An interest she now understood much more than ever before.

Because Guido Corsentino was not just the photographer she had thought he was. The photographer who had stolen her heart and taken it away from her forever. He was Guido Corsentino of Corsentino Marine and Leisure. But it was only since she had arrived on the island that she had come to realise just how big that company was.

And with each new realisation of what Guido’s life—Guido’s real life—was like, it was as if she was taking another step backwards and further away from him. As if this man she now lived with, this man she was married to, became more of a stranger with each new discovery she made about him.

The truth was that she wasn’t married to the man she’d thought she’d married. The man she’d told herself that she loved so desperately. But she didn’t know if she loved this man. She didn’t know him.

This was not the Guido Corsentino she had fallen so hopelessly, helplessly in love with. That man she had thought was a photographer, a man with a very basic income but huge amounts of charm, intelligence and endless sex appeal.

Nor yet was he the Guido Corsentino who had marched into the church a week ago today to break up her wedding and ruin her half-formed plans for the future. That Guido had at least had something of the old Guido about him, something that had reminded her of the man she had loved so much. Something that had brought her to make love with him again.

No, this Guido Corsentino was someone else again. A man of power and wealth, it seemed. A man who, along with his brother, ran a huge leisure corporation and speedboat-building business. This man was a stranger to her.

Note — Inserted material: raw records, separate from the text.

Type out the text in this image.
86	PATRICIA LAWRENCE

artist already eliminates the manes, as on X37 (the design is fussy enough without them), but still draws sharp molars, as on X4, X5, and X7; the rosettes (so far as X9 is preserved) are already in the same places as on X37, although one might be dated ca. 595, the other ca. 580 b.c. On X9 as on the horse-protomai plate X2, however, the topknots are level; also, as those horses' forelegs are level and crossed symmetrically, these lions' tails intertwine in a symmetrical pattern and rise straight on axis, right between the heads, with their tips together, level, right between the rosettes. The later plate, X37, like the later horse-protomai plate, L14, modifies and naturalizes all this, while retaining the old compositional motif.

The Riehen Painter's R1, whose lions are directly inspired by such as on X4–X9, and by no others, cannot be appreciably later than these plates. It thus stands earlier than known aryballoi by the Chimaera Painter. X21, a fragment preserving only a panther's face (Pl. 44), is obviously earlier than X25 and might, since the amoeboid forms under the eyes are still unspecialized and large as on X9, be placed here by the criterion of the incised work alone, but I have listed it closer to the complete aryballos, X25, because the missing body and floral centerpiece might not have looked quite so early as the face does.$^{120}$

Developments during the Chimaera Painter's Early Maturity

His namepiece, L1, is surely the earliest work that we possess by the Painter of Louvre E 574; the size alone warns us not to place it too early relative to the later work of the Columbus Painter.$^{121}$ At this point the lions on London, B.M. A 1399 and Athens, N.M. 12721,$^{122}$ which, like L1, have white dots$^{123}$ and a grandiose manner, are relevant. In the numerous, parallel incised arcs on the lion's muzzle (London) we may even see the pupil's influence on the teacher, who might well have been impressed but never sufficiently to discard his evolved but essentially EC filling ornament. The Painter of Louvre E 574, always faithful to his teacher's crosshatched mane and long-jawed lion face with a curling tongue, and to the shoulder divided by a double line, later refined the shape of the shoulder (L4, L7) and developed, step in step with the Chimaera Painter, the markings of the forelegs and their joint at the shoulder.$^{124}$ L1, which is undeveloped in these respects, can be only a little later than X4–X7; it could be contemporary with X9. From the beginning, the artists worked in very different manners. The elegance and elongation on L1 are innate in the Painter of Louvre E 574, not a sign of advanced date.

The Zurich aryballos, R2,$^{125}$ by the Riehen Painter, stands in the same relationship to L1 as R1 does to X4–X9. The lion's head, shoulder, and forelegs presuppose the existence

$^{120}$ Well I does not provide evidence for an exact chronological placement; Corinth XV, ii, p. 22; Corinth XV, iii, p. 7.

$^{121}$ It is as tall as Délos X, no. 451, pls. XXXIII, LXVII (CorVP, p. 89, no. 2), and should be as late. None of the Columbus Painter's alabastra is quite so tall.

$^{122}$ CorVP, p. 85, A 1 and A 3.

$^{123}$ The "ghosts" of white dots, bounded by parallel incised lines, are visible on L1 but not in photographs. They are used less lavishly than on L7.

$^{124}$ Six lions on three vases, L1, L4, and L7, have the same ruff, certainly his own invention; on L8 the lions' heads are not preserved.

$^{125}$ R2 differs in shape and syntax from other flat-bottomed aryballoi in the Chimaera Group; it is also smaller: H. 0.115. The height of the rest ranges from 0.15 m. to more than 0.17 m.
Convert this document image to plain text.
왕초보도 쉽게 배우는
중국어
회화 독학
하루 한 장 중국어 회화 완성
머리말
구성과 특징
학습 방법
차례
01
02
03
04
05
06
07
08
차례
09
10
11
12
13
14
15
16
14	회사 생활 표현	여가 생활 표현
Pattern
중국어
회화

And a man who hadn’t even tried to touch her since they’d arrived at his villa almost a week ago. Unexpectedly she’d been shown to this bedroom, and Guido had moved into another room, several doors down the corridor. She had spent her days lonely, and her nights alone.

Amber sighed, pushing back her hair from her face, and flexed shoulders that ached with the effort of holding them straight and not allowing them to slump. If she let them drop then she was sure that Guido would see it as a sign of weakness.

And weakness was something she was determined not to show him.

A sharp rap at the door of her room drew her attention back from her despondent thoughts and into the present. She was still debating whether or not to answer it when the door was pushed open and Guido strolled into the room.

‘Did I say you could come in?’

Amber didn’t care that she sounded aggressive and bad-tempered-she felt aggressive and bad-tempered. It was the only way that she could keep herself from falling into a pit of darkness and despair.

Was it really only a week since she had thought that she had her life all mapped out—that her future was planned, and she could finally move forward into it, putting the past behind her? Now it seemed that she had stepped back into that past and yet even that was a place she no longer recognised. Just as she no longer recognised Guido for the man she had thought him to be.

Even physically, he looked so very different. This man, so casually dressed in white polo shirt and blue denim jeans, was much more relaxed, comfortable, at ease in his own home, his own surroundings. The tan of his skin seemed darker, the jet-black hair gleamed more than ever in the brilliant light of the day, and the bronze eyes seemed to have caught a new heat and warmth from the sun so that they gleamed like molten metal, searing her skin at a glance.

He was more stunning, more devastatingly handsome than ever before, but this Guido was a man she didn’t know.

‘I did knock—and this is my home. Besides, you are my wife, and most married couples don’t worry about modesty…’

‘We’re very definitely not like most married couples! In fact, I’d think that even saying we are man and wife is rather up for debate at the moment, isn’t it?’